Without giving too much away, Spock and Tremain (as any astute reader would have realized almost from the first moment she set her hateful gaze upon him) are stranded on Arachnae and must work together to survive.
Ill say no more about the plot. Its serviceable if not original. Skys prose is likewise. She tells her story in unadorned language.

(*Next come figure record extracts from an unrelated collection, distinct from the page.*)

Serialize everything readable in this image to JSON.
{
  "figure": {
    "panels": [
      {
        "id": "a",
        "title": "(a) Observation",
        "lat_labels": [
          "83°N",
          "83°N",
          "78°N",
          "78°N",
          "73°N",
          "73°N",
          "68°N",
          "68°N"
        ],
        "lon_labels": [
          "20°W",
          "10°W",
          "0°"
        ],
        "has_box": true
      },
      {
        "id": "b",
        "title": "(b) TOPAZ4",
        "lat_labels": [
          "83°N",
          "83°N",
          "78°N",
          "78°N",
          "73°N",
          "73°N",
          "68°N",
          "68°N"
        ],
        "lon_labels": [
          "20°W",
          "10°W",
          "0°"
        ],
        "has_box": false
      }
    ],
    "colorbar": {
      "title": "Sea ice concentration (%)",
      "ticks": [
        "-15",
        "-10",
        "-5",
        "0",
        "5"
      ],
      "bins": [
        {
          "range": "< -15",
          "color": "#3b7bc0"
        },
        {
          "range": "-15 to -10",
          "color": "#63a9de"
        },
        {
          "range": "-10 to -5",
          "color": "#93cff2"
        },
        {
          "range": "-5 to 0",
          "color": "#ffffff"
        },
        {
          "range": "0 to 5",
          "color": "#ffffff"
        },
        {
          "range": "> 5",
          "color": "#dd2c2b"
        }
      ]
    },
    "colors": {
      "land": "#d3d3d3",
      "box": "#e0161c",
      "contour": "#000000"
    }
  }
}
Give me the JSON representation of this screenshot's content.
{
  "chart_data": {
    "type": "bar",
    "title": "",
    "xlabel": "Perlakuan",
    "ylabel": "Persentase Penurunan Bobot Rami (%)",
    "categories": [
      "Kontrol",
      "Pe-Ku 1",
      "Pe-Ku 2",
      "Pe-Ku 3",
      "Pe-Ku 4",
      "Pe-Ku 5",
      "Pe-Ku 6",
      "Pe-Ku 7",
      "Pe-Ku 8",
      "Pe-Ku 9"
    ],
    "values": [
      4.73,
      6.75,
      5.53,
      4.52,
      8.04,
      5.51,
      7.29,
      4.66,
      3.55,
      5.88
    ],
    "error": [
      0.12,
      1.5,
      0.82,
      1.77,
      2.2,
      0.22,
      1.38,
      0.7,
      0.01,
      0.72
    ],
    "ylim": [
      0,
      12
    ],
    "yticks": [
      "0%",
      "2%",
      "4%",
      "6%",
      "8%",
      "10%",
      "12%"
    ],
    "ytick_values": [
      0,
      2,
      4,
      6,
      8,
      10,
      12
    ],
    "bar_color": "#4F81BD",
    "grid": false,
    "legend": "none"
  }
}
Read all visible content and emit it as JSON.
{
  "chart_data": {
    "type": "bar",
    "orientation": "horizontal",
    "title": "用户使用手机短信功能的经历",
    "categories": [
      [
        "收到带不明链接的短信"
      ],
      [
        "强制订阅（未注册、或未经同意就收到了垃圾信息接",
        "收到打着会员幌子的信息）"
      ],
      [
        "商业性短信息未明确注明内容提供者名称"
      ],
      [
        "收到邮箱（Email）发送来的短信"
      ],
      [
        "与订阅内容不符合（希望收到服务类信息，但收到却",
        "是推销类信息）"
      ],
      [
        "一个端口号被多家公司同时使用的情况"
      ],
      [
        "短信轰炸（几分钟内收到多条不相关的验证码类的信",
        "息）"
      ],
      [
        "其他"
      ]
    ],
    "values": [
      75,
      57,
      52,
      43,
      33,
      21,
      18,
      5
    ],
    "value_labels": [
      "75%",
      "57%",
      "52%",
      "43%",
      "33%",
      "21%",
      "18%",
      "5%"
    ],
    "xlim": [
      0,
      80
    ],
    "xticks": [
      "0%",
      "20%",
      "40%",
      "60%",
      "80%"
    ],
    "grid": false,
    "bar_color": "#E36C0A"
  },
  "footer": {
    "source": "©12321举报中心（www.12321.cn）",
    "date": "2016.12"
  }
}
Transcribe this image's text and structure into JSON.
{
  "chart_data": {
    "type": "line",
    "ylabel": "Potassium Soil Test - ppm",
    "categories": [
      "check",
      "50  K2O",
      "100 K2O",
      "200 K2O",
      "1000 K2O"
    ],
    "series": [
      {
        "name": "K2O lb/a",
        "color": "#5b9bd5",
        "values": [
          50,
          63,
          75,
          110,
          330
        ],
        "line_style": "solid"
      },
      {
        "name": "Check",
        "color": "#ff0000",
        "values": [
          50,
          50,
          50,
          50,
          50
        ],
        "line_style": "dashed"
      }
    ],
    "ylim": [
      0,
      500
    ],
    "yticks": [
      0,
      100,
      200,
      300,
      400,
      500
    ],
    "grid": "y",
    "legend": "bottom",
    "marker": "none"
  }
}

Shell never equal the graceful prose of Theodore Sturgeon nor the fiery wordsmithing of Harlan Ellison (how many writers do?!), but she puts her sentences together in an eminently readable fashion.
Only a couple (to my sensibilities) glaring plotholes.
Vulcan! comes with a complimentary introduction by David Gerrold (who seems to left-handedly give Skys then husband, author Stephen Goldin, more credit for the novel than the byline suggests).
Honesty compels me to add that this was the first Star Trek novel I ever read. At fourteen years of age, the cover caught my attention quite easily and the horde of Arachnae natives surrounding Spock and Tremain, promised high adventure. And the scene were Spock mindmelds with the Arachnae natives sent my young mind into that vaulted "sense of wonder" that science fiction literature strives for (but does not always achieve). It represents a time in my life, one that thirty years later I, as many of you no doubt do as well, long nostalgically for (of course glossing over all the negative points to remember the positive ones).
Read this book for the first time without any preconceived notions, or reread it with an open mind. Despite the viciousness of Tremains prejudices, I think you might enjoy it.